Peter Vansittart

Peter Vansittart OBE, FRSL (27 August 1920 – 4 October 2008) was an English writer. He had 50 novels published between 1942 and 2008; he also wrote historical studies, memoirs, stories for children and three anthologies: Voices from the Great War (his most popular book), Voices 1870-1914 and Voices of the Revolution. He received an OBE in 2008 for his services to literature.[1]

Biography

He was born in Bedford in 1920, the son of Edwin Morris and Mignon Vansittart. He was a distant cousin of Robert Vansittart, Permanent Under Secretary of State for Foreign Affairs between 1930 and 1938. Peter Vansittart was educated at Marlborough House School, Haileybury College and Worcester College, Oxford, although he spent only a year at Oxford and did not graduate. He worked as a schoolteacher at progressive schools — most notably Burgess Hill School, Hampstead — for 25 years before becoming a full-time writer. He wrote a novel about his time as a schoolteacher called Broken Canes.[2] For many years he made money by letting rooms in a house in Hampstead which he bought for £200 in cash from an acquaintance in a pub in the 1940s. This inspired his novel Landlord.
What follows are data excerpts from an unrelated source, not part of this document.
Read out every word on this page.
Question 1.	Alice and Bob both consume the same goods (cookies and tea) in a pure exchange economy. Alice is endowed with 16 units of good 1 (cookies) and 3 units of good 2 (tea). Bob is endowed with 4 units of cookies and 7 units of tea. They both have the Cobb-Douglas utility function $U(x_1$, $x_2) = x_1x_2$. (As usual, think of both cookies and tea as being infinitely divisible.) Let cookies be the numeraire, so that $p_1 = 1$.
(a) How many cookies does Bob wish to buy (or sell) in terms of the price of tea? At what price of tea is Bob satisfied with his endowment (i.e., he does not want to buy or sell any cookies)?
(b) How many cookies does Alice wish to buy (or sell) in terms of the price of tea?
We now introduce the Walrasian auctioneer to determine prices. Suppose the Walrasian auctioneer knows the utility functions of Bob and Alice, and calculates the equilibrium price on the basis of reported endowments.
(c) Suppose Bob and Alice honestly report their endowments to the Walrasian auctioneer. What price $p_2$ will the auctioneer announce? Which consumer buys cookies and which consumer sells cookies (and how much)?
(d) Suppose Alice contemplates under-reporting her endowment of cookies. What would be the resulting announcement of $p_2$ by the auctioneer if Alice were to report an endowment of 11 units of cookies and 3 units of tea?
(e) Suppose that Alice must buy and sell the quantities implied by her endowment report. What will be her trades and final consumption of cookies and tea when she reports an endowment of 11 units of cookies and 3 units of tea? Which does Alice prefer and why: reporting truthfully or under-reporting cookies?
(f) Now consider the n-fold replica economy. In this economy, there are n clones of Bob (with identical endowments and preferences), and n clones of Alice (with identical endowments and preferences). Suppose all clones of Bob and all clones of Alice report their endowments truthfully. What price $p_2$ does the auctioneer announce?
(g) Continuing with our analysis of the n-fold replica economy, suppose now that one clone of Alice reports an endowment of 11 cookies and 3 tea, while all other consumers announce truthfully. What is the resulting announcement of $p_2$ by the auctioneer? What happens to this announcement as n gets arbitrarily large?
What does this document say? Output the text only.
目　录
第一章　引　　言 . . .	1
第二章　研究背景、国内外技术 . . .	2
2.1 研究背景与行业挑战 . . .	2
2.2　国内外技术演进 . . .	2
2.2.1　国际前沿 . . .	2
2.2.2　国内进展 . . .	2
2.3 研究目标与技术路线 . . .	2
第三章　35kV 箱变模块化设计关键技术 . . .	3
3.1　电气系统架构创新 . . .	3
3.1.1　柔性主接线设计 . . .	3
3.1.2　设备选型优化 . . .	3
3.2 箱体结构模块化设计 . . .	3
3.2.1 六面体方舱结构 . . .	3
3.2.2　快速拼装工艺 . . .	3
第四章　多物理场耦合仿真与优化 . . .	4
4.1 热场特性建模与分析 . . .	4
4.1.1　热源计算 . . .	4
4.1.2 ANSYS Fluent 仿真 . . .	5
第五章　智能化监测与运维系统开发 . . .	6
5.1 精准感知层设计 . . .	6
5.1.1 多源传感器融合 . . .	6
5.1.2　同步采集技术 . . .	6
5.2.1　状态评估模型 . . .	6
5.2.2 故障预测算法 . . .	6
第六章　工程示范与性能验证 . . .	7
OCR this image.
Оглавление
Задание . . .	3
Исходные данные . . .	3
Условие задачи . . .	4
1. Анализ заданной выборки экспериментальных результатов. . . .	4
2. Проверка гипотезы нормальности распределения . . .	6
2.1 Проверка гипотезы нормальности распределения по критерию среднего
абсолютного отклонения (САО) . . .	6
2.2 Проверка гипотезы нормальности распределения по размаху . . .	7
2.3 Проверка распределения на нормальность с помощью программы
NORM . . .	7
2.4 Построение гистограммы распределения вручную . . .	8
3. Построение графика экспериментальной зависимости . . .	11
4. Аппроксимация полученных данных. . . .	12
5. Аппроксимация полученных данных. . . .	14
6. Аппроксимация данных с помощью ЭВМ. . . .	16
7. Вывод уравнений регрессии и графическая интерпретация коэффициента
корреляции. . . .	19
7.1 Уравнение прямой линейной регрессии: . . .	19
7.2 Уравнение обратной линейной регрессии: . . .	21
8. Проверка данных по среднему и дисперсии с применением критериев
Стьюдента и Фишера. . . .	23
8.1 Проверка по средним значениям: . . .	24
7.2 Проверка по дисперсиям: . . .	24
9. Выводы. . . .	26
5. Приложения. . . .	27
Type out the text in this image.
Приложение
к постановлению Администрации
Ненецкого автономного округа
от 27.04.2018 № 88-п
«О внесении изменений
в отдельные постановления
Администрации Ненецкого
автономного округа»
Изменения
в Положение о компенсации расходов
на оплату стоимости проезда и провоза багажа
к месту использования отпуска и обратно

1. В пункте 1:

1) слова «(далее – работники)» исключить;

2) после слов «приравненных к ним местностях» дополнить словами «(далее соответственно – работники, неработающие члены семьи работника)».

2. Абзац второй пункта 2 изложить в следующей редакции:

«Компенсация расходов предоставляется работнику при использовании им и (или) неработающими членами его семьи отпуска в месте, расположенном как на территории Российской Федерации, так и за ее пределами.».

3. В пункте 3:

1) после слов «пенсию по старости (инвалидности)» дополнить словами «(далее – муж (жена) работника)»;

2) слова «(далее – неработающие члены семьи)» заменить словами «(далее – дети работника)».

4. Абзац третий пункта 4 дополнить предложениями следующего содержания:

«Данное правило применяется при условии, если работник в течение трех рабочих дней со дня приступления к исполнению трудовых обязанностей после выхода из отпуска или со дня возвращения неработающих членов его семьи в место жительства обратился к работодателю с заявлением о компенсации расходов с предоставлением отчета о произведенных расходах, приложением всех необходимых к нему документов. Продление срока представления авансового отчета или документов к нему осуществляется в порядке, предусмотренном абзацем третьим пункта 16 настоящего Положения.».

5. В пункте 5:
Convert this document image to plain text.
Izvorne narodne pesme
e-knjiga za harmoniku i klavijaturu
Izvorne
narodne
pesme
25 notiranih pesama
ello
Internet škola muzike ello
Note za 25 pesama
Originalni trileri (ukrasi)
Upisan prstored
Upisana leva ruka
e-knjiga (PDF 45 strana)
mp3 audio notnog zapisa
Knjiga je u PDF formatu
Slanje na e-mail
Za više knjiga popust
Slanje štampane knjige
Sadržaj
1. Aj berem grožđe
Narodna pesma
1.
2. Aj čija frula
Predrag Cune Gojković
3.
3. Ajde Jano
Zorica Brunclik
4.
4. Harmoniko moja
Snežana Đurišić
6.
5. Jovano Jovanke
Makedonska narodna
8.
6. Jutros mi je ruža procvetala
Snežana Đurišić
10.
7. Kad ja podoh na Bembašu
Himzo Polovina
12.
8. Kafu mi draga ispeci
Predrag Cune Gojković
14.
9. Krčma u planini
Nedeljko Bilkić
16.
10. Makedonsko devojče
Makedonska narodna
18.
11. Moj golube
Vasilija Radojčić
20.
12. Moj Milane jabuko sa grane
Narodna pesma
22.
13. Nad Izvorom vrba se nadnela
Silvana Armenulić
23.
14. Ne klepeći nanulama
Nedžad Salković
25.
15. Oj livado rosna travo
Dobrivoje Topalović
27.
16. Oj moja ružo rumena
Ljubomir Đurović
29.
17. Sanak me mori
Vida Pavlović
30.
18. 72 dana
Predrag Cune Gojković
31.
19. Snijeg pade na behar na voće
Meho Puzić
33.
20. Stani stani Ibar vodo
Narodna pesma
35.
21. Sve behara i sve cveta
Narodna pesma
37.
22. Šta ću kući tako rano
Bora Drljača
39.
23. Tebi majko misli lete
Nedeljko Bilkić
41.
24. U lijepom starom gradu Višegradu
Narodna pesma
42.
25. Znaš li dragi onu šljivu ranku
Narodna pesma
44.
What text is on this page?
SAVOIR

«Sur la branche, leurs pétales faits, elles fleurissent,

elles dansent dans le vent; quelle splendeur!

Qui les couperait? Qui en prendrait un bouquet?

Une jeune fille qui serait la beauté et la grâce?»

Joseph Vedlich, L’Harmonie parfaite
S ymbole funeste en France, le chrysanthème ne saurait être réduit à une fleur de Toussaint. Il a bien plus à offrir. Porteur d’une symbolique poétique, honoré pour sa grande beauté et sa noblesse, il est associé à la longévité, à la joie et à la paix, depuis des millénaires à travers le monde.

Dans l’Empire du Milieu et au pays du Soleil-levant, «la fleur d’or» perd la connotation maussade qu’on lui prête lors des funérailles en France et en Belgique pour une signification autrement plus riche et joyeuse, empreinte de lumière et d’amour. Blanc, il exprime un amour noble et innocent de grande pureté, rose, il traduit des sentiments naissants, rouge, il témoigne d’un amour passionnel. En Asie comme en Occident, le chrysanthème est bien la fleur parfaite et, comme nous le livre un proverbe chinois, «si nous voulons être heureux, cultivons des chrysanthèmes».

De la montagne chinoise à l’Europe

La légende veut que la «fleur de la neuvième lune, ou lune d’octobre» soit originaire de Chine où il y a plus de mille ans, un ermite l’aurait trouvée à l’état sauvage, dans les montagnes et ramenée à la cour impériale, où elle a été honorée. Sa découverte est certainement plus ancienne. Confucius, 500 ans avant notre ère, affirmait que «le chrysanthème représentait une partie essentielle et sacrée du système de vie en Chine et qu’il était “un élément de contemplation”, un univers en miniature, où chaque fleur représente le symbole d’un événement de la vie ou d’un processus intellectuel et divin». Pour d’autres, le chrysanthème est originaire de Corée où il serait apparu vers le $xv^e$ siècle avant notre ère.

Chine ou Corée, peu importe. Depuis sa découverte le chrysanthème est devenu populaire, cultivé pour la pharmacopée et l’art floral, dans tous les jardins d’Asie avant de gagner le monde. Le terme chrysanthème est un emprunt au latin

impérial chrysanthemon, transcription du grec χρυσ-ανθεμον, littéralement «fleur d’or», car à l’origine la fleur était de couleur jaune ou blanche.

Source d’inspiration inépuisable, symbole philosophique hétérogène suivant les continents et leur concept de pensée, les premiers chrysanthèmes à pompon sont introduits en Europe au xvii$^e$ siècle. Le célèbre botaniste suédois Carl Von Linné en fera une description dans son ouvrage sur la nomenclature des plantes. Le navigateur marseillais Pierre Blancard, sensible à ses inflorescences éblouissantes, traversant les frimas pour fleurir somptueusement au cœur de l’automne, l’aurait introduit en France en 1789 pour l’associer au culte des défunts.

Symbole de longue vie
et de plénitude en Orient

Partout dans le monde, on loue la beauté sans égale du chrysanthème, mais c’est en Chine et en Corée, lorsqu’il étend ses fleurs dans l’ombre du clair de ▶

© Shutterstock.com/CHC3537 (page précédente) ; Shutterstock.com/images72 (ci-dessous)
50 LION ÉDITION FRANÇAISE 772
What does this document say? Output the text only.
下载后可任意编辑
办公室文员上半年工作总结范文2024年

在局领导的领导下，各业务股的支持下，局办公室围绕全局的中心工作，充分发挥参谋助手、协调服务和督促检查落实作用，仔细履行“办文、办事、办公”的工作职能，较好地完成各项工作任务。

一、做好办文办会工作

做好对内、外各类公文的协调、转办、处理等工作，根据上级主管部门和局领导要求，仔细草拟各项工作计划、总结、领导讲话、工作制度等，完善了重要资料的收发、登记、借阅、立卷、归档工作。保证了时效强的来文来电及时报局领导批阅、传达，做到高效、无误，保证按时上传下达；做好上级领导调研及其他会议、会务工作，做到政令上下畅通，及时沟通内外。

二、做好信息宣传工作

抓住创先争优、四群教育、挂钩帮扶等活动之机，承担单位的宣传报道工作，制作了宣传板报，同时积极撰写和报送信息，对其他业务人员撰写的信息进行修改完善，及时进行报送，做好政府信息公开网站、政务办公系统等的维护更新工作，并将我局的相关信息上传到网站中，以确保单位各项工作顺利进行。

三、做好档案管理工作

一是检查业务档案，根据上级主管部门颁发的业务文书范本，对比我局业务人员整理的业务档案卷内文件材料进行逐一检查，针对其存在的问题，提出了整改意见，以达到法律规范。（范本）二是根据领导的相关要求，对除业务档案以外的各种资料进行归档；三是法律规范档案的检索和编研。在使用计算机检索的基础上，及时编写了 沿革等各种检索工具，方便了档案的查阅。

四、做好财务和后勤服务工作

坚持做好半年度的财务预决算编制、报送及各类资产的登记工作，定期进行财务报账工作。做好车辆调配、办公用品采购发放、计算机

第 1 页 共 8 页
After living in London for much of his life, Vansittart moved to Kersey, Suffolk to a house inherited from his mother until his death.[3]

He died on 4 October 2008 at Ipswich Hospital aged 88.[4]

Writing career

Vansittart’s novels span eras from 2000 BC to AD 1986. For several decades he was acclaimed as England’s greatest living historical novelist. He said of his work, “My novels have been appreciated, if not always enjoyed, more by critics than the reading public, which shows no sign of enjoying them at all. This must be partly due to my obsession with language and speculation at the expense of narrative, however much I relish narrative in others.” [5]

In his works, Vansittart expressed his fascination with how time transforms historical facts into fantasy and myth. He said, “I was long impressed by the woeful distinction between the historical Macbeth and Shakespeare's: by the swift transformation of E.M. Forster's very English Mrs. Moore into an Indian goddess. Such phenomena relate very immediately to my own work, in which myth can be all too real, and the real degenerate into fantasy.”

Secret Protocols, his last novel (and planned as such), is set in World War II and was published in 2007.

Bibliography

Awards

  • Society of Authors travelling scholarship, 1969[2]
  • Arts Council bursary, 1981, 1984.
  • Fellow, Royal Society of Literature, 1985.